Texas filed an amended complaint today [UPDATE, actually Tuesday] in its action to overcome the US Department of Justice’s objection to its voter identification law. The complaint now says that the Voting Rights Act section 5, as amended in 2006, “exceeds the enumerated powers of Congress and conflicts with Article IV of the Constitution and the Tenth Amendment.”
This is a very big deal. I had expected South Carolina to do this in its own challenge to DOJ denial of preclearance of its voter id law. For some reason, South Carolina did not do so; nor did Texas in its initial complaint.
Here’s what I wrote in Slate about the move I expected from South Carolina; it applies equally to Texas:
While many read the court’s 2009 decision as an invitation for Congress to fix or update Section 5, Congress has done nothing. Meanwhile, the constitutional question has been percolating in the lower courts, and most knowledgeable observers expected the issue to get to the court in the next few years.
But it now seems pretty likely that the South Carolina case will leapfrog over those others, and ask the Supreme Court to consider the constitutional question soon, in the same term that the court is likely to decide on the constitutionality of health care legislation, Texas’ new redistricting plans, and Arizona’s controversial immigration measure.

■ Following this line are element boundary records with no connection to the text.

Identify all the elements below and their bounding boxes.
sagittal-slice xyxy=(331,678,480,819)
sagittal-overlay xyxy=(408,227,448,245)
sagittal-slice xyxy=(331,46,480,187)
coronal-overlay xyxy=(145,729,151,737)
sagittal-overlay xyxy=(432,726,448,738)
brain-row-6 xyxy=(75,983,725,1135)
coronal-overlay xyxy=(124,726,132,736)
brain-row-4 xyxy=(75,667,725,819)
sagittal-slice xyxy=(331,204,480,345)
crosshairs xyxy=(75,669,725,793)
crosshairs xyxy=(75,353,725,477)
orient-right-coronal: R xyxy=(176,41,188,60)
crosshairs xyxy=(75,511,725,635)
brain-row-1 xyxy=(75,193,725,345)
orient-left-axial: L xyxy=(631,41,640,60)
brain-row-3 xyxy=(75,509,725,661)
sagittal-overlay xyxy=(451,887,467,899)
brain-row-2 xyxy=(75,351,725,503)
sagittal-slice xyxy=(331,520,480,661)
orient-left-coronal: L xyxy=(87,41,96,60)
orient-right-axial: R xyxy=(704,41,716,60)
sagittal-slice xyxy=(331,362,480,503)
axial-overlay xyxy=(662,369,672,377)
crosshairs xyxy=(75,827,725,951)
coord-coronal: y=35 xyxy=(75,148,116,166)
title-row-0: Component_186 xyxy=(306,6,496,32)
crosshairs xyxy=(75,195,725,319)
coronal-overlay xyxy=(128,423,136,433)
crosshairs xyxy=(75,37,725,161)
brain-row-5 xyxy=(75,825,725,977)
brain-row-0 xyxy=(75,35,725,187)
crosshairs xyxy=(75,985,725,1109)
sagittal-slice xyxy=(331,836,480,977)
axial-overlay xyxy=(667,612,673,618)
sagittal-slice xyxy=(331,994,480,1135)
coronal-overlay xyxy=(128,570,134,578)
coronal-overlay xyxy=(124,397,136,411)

While you might expect the Supreme Court to try to duck the potential for yet another blockbuster decision this term, a procedural oddity of the Voting Rights Act makes it unlikely. Most cases come up to the Supreme Court review through a petition for a writ of certiorari. The court has total discretion about whether or not to hear such cases. But a very small minority of cases—almost all of them election cases—come to the Supreme Court on a direct appeal from a three-judge court. South Carolina’s expected litigation over its voter ID law will go before just such a court in Washington, D.C., with direct appeal to the Supreme Court. Unlike an ordinary denial to hear the case, a Supreme Court decision not to hear an appeal from a three-judge court is a decision on the merits, an indication that the lower court got the decision right. (That’s not true with cert. denials.)
If South Carolina argues in court that it is unconstitutional to require it to submit its voter ID law for federal approval, and the three-judge court rejects that argument, it is hard to imagine the Supreme Court conservatives refusing to hear that case. And further, because this is an election-related case, it is likely to be fast-tracked like the Texas redistricting case. South Carolina is claiming it needs to use voter identification in the upcoming election to preserve the integrity of its electoral process. DoJ is blocking the state’s law. This almost perfectly tees up the issue of federalism and state sovereignty.
Why did Texas change its strategy now and make a frontal attack on the VRA? Perhaps Greg Abbott expects he’s going to lose big in the Texas redistricting case before a three-judge DC court, and he believes that the voter id case will be an easier and cleaner way to make a frontal attack on the VRA than through the messy and complex Texas redistricting mess. (If the VRA section 5falls for Texas’s voter id law, it potentially falls for the Texas redistricting law, for all other Texas election laws, and for all other election laws in jurisdictions subject to section 5 preclearance.)
It is really late in the SCOTUS term. So maybe this does not make it to SCOTUS before adjournment in June. But if Texas wants to use its voter id law in November, the Court could well take it up even in September, before the usual October start of the Court term.
Wow. A major election law case just got a whole lot bigger.